Predicting the future is, unsurprisingly, difficult. Writing in the mid-twentieth century, Vannevar Bush describes a future machine, the “memex,” which congregates, organizes, and dispenses information that bears remarkable similarities to the current technology. Writing over sixty years later, Ian McNeely looks backwards more so than forwards, though he seems comfortable projecting the laboratory’s dominance as the center of knowledge into the foreseeable future. Understanding this dominance is vital for humanists to remain socially relevant and avoid the fates of the library, monastery, university, republic of letter, and disciplines, all of which remain though with much less power over knowledge.

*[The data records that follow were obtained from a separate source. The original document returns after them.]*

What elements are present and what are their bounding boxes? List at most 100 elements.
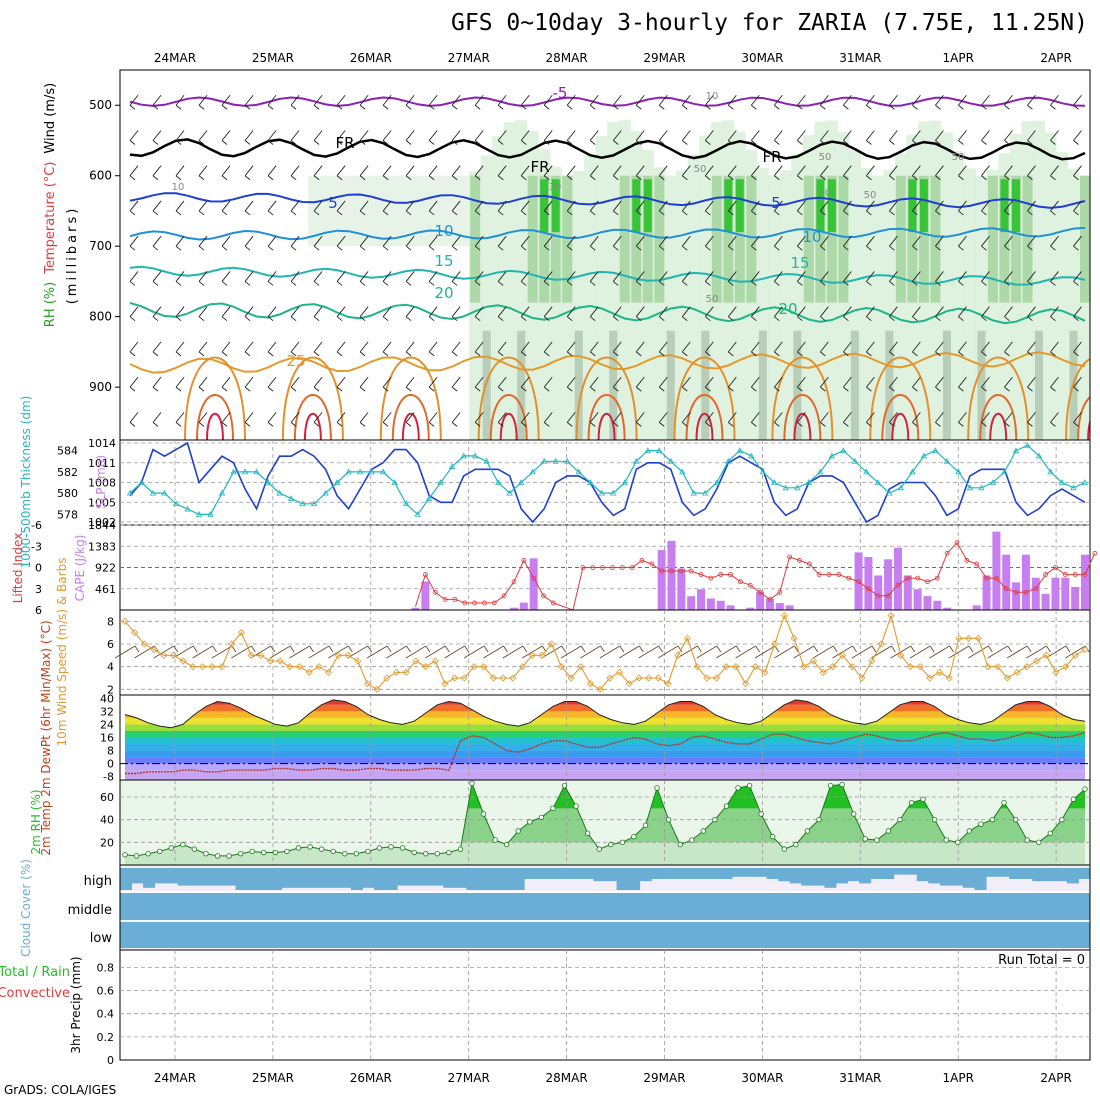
wind-speed-marker — [984, 663, 992, 671]
wind-barb — [386, 645, 411, 659]
thickness-marker — [161, 489, 168, 496]
wind-barb — [935, 165, 944, 181]
cape-bar — [716, 600, 725, 610]
rh-marker — [989, 816, 996, 823]
wind-barb — [221, 235, 231, 251]
cape-bar — [1071, 586, 1080, 610]
cloud-bar — [743, 893, 756, 920]
isotherm-loop — [587, 394, 626, 440]
cloud-bar — [408, 868, 421, 886]
cloud-bar — [778, 868, 791, 882]
cloud-bar — [547, 893, 560, 920]
cape-bar — [687, 596, 696, 610]
wind-barb — [638, 645, 664, 659]
wind-barb — [981, 94, 990, 110]
cloud-bar — [951, 868, 964, 886]
wind-barb — [658, 94, 668, 110]
wind-speed-marker — [402, 668, 410, 676]
rh-tick-label: 20 — [100, 836, 114, 849]
cape-bar — [874, 575, 883, 610]
wind-barb — [566, 165, 576, 181]
thickness-marker — [149, 489, 157, 496]
wind-barb — [451, 235, 461, 251]
temp-band — [125, 704, 1085, 712]
wind-speed-marker — [509, 674, 517, 682]
lifted-marker — [432, 589, 438, 595]
cloud-bar — [905, 893, 918, 920]
rh-marker — [677, 841, 683, 848]
wind-barb — [635, 412, 645, 427]
wind-barb — [1004, 376, 1013, 392]
rh-shade-60 — [734, 175, 745, 303]
wind-barb — [1027, 94, 1036, 110]
wind-barb — [1073, 165, 1082, 181]
rh-marker — [376, 845, 383, 851]
wind-speed-marker — [140, 640, 148, 648]
wind-barb — [820, 376, 829, 392]
isotherm-loop — [891, 412, 910, 440]
wind-speed-marker — [228, 640, 236, 648]
lifted-marker — [718, 572, 724, 577]
wind-barb — [560, 645, 586, 659]
wind-speed-marker — [363, 680, 371, 688]
rh-shade-low — [942, 330, 951, 440]
wind-speed-marker — [237, 629, 245, 637]
rh-marker — [295, 845, 302, 851]
wind-barb — [175, 376, 185, 392]
wind-speed-marker — [286, 663, 294, 671]
cloud-bar — [1055, 922, 1068, 948]
isotherm-loop — [303, 412, 322, 440]
lifted-marker — [600, 565, 605, 570]
cloud-bar — [859, 868, 872, 884]
cloud-bar — [824, 922, 837, 948]
rh-shade-60 — [826, 175, 837, 303]
rh-marker — [642, 822, 649, 829]
cloud-bar — [524, 893, 537, 920]
rh-shade-low — [885, 330, 894, 440]
isotherm-loop — [695, 412, 714, 440]
cloud-bar — [928, 893, 941, 920]
cloud-bar — [212, 922, 225, 948]
wind-barb — [520, 341, 530, 357]
cloud-bar — [847, 922, 860, 948]
cloud-bar — [882, 922, 895, 948]
rh-marker — [746, 782, 753, 789]
precip-tick-label: 0 — [107, 1054, 114, 1067]
cape-bar — [982, 575, 991, 610]
cloud-bar — [893, 893, 906, 920]
cape-bar — [992, 531, 1001, 610]
wind-speed-marker — [906, 663, 915, 671]
thickness-marker — [794, 484, 801, 491]
temp-line — [124, 699, 1086, 729]
wind-barb — [866, 235, 875, 251]
cloud-bar — [374, 868, 387, 890]
rh-marker — [168, 845, 174, 851]
wind-barb — [612, 200, 622, 216]
cloud-bar — [789, 893, 802, 920]
wind-barb — [313, 94, 323, 110]
rh-shade-low — [517, 330, 526, 440]
wind-barb — [244, 306, 254, 322]
cloud-bar — [997, 922, 1010, 948]
wind-barb — [428, 341, 438, 357]
rh-marker — [446, 849, 452, 856]
lifted-marker — [954, 540, 960, 546]
contour-label: 25 — [286, 352, 305, 370]
thickness-marker — [943, 457, 951, 464]
wind-barb — [750, 306, 760, 322]
temp-band — [125, 744, 1085, 751]
cloud-bar — [962, 922, 976, 948]
slp-series-line — [129, 441, 1086, 524]
cloud-bar — [258, 893, 271, 920]
wind-barb — [543, 165, 553, 181]
wind-barb — [1073, 412, 1082, 427]
wind-barb — [474, 306, 484, 322]
thickness-marker — [564, 457, 571, 464]
wind-barb — [796, 306, 806, 322]
wind-barb — [750, 271, 760, 286]
wind-barb — [1027, 341, 1036, 357]
wind-barb — [566, 376, 576, 392]
wind-barb — [658, 376, 668, 392]
cape-tick-label: 922 — [95, 562, 116, 575]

One of McNeely’s final thoughts, that academics in the laboratories are beginning to confront “humanities scholars on their own turf,” (273) provides the best example of why humanists must assert their position in the laboratory. McNeely’s suggestion also appears particularly accurate in the light of the “discovery” of “Culturomics .” A good example of the university-industrial complex that dominates many research universities, Harvard and MIT researchers teamed up with the Google Books project to examine an unprecedented amount of written works throughout history. While a useful tool, the, as McNeely puts it, “hubris that comes from transgressing disciplinary boundaries” (273) is painfully clear. Leading humanists from any number of the universities in the Boston area could have been included, but were not. If there had been more humanists, perhaps the academics who “founded” “Culturomics ” may have realized this type of research had already been happening for years.

Humanists, then, must fight for their relevancy within the laboratory system. “Culturomics ” clearly shows society can embrace humanistic endeavors. However, the humanities should not simply get lost in the university-industrial system the laboratory has created. Just as Bush made special note of the memex as a tool for humans, humanists should view the university-industrial system as a potential tool. Bush envisioned the memex as a means to drastically increase the speed of research. However, the user still had to make associations and connections among the resources provided. Similarly, groups like Google can provide amazing data sets and tools, but academics are needed to interpret the data and use it to create information. Humanists may not always be the most qualified to seize opportunities that develop from partnerships with companies like Google. However, there will be times when humanists are needed and they must be prepared.